Domains with "( -> n )"

This means that the domain is not a real domain. The process transits to the domain at the line number specified by "n" due to the initialize_domain directive.

initialize_domain-src.png

Domains with "( -> Not Found )"

This means that the domain is not a real domain. This occurs when the initialize_domain directive has been set, but the destination domain has not been created yet.
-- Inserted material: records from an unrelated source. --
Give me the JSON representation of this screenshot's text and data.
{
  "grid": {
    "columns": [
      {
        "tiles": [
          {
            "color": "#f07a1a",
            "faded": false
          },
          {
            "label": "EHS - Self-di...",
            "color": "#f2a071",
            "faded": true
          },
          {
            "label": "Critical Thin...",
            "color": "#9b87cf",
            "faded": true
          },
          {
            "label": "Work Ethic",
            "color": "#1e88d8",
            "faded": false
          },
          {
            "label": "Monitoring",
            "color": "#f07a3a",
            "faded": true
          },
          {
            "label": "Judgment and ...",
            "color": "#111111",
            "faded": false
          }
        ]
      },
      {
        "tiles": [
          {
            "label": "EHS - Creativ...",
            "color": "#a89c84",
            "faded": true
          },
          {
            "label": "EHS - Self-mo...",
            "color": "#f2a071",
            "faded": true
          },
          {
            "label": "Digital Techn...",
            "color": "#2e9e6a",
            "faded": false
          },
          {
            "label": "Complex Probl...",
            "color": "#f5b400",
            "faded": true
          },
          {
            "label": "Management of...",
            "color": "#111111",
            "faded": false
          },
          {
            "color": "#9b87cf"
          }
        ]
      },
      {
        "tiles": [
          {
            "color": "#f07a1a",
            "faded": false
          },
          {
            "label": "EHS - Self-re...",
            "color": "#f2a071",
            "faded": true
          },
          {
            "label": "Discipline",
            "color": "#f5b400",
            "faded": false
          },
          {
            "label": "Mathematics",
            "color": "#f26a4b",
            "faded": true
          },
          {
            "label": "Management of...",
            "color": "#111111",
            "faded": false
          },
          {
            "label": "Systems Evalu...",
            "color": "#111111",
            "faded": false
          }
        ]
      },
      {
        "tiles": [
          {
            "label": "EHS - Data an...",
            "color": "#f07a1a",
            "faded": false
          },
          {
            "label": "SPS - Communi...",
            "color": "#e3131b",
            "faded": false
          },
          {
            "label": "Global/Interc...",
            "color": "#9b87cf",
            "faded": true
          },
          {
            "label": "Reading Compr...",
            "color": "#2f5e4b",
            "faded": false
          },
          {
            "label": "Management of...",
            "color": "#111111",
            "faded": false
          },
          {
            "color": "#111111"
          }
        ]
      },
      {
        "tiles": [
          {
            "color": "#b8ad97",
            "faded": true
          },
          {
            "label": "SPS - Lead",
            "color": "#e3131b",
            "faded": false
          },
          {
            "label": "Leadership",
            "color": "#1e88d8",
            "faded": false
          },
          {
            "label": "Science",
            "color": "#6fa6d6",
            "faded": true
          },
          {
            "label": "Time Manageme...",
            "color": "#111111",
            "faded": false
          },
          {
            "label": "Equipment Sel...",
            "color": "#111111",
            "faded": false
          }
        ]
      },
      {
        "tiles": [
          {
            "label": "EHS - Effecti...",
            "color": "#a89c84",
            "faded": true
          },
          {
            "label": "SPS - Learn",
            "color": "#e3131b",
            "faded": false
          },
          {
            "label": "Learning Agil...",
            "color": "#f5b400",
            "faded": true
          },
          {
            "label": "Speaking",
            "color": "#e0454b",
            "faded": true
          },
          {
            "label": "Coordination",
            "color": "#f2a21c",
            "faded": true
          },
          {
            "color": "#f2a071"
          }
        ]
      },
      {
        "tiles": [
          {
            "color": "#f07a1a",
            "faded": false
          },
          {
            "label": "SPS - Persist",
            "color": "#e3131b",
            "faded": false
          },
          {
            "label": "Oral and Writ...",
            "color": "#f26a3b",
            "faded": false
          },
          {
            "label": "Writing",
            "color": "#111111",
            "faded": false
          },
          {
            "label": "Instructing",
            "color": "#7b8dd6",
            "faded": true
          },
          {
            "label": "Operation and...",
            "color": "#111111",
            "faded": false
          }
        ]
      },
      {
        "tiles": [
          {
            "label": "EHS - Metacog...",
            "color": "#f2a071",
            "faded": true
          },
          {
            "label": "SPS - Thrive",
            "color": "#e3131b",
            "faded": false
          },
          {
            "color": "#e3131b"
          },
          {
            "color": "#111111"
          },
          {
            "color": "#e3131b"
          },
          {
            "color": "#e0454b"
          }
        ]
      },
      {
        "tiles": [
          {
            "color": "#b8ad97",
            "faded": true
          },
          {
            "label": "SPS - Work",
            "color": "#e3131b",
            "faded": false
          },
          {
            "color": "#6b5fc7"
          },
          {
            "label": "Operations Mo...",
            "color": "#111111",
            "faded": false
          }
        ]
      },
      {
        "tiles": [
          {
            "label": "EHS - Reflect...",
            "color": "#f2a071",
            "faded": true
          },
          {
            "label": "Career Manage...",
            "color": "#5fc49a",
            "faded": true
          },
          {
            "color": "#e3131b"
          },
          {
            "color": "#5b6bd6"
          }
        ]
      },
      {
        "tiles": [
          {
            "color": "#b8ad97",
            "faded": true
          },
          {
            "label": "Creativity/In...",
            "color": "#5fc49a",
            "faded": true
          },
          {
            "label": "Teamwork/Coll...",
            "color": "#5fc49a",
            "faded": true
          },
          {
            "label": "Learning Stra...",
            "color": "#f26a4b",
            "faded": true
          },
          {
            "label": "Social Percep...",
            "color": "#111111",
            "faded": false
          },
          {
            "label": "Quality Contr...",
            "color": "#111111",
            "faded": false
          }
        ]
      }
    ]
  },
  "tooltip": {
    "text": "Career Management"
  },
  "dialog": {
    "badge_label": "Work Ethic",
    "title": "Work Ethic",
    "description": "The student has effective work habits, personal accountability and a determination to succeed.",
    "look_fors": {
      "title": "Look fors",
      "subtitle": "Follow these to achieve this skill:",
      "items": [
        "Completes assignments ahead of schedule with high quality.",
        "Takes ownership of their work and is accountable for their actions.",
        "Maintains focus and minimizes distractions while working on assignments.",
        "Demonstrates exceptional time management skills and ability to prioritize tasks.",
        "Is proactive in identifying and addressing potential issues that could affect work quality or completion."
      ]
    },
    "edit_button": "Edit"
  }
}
initialize_domain-nodest.png

Domains inside parenthesis

This means that the domain does not exist. This line is displayed for avoiding tree indent breakage.

deleted-domain.png

The initialize_domain and no_initialize_domain directives

The initialize_domain directive involves using the "Exception Policy Editor" and "Domain Transition Editor" screens. First, switch to the "Exception Policy Editor" screen, press "a" to add an entry and then type out the string you wish to add:

adding-initialize_domain.png

Switch to the "Domain Transition Editor" screen. Domains which execute the program you specified using the directive will have "( -> Not Found )" as the domain for the program does not exist yet.
Also, domains which became unreachable due to the directive are now marked with the "!" symbol:

after-initialize_domain.png

To correct this, create the missing domain by pressing the "a" key and entering the new domain:

adding-initialize_domain-target.png

Now the "( -> Not Found )" part has changed to "( -> n )":

after-initialize_domain-target.png

This is the domain corresponding to the entry above:

added-initialize_domain-target.png

Now the "/usr/sbin/sendmail" domain is initialized into a new domain. However, the above examples show that it is initialized from a daemon script. You may not want to initialize into a new domain when it is not invoked as a daemon. The no_initialize_domain directive is useful in this situation. Switch to the "Exception Policy Editor" screen and add a new entry, such as "no_initialize_domain /usr/sbin/sendmail from /bin/mail". Now the /usr/sbin/sendmail will no longer initialized into the new domain if it is executed from /bin/mail domain:

after-no_initialize_domain.png

The keep_domain and no_keep_domain directives

The keep_domain directive involves using the "Exception Policy Editor" and "Domain Transition Editor" screens. First, switch to the "Exception Policy Editor" screen and add an entry such as "keep_domain <kernel> /sbin/mingetty /bin/login /bin/bash". Return to the "Domain Transition Editor" screen and the domain that you have specified the directive for will appear with a "#" symbol. Descendent domains will appear with the "!" symbol:

after-keep_domain-1.png

Now all executions in the chosen domain will not undergo a domain transition. To force a domain transition for a particular application, the no_keep_domain directive can be used. Switch to the "Exception Policy Editor" screen and add an entry such as "no_keep_domain /usr/bin/man from /bin/bash". Return to the "Domain Transition Editor" screen and the "<kernel> /sbin/mingetty /bin/login /bin/bash /usr/bin/man" domain and its descendents are no longer marked with a "!":

after-no_keep_domain.png

It is possible to prevent domain transitions again from "/usr/bin/man" by adding "keep_domain /usr/bin/man" in the "Exception Policy Editor" screen. Return to the "Domain Transition Editor" screen:

after-no_keep_domain.png

Remove redundant entries

Redundant entries can be removed by patterning entries (see Chapter 6: How do I develop policy?). Switch to the Domain Policy Editor screen and add an entry such as "allow_read /home/kumaneko/SVN/\{\*\}\/\*":

optimize-2.png

This manually added entry matches many of the entries that are already defined. Move the cursor to the patterned entry you have just added and press the "o" key. This will select all entries that are implied by the patterned entry:

optimize-3.png

These can now be deleted with the "d" key. This can be repeated for any patterned entries that you add.